Another subtlety of ECC has to do with patents. More than 130 patents covering specific uses of elliptic curves are owned by BlackBerry, after they acquired Certicom in 2009. Many of those patents are licensed for exclusive use by private companies - and even the NSA. Some developers have taken a break because of this - to assess whether their work with ECC violates these patents. In 2007, Certicom filed a lawsuit against Sony - over several uses of elliptic curves - but the lawsuit was dismissed in 2009. There are now a bunch of different implementations of elliptic curve cryptography that are not believed to infringe on these patents - and therefore are widely used.

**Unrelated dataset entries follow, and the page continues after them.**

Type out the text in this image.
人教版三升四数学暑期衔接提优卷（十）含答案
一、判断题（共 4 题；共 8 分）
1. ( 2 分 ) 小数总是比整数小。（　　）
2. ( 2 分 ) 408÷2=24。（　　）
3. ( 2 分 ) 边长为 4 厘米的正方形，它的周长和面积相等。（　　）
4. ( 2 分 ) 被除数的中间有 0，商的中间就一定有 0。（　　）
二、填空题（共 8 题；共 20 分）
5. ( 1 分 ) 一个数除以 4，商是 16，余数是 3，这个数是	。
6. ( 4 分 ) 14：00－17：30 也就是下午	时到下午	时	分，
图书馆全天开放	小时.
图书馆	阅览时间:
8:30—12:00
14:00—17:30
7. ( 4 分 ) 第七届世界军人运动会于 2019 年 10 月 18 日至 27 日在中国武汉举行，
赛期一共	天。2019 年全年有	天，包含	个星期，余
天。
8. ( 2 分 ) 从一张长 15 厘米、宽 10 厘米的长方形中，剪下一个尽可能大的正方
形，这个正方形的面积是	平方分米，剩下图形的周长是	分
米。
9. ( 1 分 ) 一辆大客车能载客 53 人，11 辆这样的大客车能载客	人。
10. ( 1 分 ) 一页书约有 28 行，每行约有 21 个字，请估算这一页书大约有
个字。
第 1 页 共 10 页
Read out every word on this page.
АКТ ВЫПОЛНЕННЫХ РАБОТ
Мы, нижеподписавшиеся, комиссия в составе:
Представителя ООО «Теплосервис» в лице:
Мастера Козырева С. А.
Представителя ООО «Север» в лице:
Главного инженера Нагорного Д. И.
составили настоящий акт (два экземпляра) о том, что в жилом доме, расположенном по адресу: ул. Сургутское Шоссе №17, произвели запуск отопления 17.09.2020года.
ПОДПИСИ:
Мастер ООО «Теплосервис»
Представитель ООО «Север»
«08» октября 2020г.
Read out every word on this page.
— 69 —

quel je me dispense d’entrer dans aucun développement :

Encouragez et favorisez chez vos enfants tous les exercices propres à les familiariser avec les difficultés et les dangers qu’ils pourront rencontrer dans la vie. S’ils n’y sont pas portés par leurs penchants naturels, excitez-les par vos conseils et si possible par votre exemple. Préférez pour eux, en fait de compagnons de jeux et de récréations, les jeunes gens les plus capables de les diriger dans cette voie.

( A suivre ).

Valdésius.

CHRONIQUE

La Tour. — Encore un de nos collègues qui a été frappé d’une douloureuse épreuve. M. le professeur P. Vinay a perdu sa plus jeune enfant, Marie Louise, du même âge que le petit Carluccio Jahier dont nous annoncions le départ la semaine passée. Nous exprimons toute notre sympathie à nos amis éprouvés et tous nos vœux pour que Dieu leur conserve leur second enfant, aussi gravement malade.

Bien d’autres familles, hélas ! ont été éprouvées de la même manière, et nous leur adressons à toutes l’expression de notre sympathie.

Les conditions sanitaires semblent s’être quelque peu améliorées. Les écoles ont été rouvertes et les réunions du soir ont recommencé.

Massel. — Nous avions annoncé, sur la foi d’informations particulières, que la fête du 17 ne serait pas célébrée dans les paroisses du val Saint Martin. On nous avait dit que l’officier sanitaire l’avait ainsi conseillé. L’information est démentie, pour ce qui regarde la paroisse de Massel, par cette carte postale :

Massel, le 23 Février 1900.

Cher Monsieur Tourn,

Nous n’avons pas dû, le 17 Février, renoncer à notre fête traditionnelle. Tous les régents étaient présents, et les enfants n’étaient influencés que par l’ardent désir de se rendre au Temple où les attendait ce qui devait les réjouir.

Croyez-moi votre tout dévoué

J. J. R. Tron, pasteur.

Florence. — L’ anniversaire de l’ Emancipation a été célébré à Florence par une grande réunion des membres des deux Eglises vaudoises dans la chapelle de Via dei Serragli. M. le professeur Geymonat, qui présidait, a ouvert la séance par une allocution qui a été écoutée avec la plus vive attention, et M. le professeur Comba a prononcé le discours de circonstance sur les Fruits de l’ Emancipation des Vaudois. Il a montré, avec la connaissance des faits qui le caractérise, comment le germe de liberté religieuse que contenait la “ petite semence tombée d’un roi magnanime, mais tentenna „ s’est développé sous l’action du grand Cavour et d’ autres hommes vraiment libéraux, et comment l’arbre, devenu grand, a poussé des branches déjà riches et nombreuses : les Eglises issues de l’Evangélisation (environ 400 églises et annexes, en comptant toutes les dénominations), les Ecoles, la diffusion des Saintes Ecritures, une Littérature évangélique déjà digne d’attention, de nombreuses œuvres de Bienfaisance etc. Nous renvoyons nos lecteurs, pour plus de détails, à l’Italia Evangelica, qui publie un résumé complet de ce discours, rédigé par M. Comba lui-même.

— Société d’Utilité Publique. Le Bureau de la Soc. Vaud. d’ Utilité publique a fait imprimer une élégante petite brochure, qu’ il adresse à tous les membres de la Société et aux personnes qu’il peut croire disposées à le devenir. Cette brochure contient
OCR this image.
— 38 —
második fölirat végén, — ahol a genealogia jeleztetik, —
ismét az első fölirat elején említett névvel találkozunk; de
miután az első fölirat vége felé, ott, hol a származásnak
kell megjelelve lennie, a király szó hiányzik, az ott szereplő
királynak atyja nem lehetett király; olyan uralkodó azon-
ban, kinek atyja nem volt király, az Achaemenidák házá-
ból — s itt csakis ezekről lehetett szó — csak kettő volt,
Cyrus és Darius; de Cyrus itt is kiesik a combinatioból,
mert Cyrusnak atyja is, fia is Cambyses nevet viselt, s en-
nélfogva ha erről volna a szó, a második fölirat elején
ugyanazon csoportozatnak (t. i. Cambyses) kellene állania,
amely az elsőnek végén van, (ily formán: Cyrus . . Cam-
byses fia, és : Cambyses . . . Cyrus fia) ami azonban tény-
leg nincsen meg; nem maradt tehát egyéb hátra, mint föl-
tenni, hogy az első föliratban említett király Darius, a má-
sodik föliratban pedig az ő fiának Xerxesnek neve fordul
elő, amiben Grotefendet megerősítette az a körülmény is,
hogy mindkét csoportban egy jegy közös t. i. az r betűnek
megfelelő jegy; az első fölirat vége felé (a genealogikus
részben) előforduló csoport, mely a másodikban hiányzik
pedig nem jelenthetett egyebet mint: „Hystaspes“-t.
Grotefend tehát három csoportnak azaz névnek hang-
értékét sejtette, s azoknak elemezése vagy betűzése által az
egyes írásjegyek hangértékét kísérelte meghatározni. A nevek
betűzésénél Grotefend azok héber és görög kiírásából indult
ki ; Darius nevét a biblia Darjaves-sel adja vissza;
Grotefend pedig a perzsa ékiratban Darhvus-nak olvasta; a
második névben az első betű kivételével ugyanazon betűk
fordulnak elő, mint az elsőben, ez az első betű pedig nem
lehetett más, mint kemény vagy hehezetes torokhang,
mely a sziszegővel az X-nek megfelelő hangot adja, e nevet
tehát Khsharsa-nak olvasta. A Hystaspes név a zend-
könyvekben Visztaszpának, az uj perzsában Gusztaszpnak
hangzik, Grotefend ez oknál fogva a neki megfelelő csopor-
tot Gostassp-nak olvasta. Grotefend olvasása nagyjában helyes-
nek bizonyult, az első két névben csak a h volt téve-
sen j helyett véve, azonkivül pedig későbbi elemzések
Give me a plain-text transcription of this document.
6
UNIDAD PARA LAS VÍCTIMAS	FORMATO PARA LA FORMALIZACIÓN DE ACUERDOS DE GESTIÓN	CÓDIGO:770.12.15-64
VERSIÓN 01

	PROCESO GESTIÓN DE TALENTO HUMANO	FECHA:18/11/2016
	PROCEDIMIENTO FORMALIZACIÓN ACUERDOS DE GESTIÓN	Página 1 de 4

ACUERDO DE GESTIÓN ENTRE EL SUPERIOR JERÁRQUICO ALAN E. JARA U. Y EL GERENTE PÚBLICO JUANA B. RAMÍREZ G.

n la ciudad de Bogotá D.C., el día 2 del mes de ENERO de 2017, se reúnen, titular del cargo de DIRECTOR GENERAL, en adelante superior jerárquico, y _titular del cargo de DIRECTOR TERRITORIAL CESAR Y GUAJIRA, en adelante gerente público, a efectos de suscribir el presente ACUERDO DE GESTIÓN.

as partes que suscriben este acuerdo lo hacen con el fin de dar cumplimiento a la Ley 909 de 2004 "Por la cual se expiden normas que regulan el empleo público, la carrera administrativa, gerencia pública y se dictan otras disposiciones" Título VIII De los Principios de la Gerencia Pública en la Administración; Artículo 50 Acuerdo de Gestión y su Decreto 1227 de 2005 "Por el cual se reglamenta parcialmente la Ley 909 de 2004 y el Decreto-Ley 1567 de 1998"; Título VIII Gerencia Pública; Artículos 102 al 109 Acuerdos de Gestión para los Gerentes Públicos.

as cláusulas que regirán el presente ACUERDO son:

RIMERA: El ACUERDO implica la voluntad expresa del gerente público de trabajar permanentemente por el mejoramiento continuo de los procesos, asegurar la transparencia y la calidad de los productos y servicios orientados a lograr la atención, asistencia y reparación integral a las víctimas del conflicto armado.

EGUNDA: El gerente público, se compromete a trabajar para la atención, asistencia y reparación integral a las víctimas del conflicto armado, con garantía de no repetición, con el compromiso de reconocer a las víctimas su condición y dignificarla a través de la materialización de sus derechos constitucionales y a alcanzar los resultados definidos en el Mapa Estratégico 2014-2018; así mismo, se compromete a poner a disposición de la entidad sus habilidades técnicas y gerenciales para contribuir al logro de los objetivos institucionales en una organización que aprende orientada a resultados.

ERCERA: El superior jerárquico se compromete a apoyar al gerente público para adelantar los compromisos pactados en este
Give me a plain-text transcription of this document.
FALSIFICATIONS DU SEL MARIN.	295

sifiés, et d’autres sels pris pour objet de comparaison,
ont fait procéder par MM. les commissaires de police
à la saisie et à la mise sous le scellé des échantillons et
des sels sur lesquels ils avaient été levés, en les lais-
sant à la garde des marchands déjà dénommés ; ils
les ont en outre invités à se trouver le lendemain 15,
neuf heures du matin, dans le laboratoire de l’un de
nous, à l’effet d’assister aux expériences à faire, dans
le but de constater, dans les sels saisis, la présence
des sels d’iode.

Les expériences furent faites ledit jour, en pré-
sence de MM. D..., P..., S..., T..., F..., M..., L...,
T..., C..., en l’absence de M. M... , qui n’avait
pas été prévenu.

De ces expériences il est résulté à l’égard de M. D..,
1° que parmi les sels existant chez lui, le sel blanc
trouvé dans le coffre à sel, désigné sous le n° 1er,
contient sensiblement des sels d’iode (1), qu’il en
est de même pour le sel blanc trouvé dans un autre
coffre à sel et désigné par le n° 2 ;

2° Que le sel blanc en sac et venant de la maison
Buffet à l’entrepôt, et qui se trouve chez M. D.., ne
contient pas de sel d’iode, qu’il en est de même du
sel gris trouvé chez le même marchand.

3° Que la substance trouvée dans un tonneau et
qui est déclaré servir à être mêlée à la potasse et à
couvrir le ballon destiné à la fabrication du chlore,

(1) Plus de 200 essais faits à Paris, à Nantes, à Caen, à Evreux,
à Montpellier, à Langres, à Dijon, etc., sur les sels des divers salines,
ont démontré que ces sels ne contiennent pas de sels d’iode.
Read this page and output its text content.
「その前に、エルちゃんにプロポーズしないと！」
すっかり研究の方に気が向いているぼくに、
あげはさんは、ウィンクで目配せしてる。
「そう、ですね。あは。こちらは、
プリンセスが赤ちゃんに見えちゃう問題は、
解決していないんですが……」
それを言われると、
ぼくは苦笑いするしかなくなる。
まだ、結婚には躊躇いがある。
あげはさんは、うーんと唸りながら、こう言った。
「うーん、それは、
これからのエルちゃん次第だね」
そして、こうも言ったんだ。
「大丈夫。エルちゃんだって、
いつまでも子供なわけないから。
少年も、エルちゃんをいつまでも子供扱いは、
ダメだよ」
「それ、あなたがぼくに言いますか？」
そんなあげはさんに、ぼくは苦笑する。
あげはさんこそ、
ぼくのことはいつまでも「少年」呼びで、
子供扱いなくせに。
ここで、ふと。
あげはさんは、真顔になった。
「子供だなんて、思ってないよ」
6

The ECDSA digital signature has a serious drawback compared to RSA: it requires a good source of entropy. Without sufficient randomness of the numbers, the secret key can be revealed. In 2013, a weak random number generator in Android allowed hackers to find the ECDSA secret key and hack several bitcoin wallets. The Sony PlayStation had a similar vulnerability. Electronic signatures require a good random number generator. Dual_EC_DRBG will certainly not work.

Looking ahead
However, any technology has drawbacks, but the advantages of ECC in comparison with traditional RSA are undeniable - and already widely recognized. Many experts worry that RSA and Diffie-Hellman's mathematical algorithms could be successfully cracked over the coming years - leaving ECC the only reasonable alternative.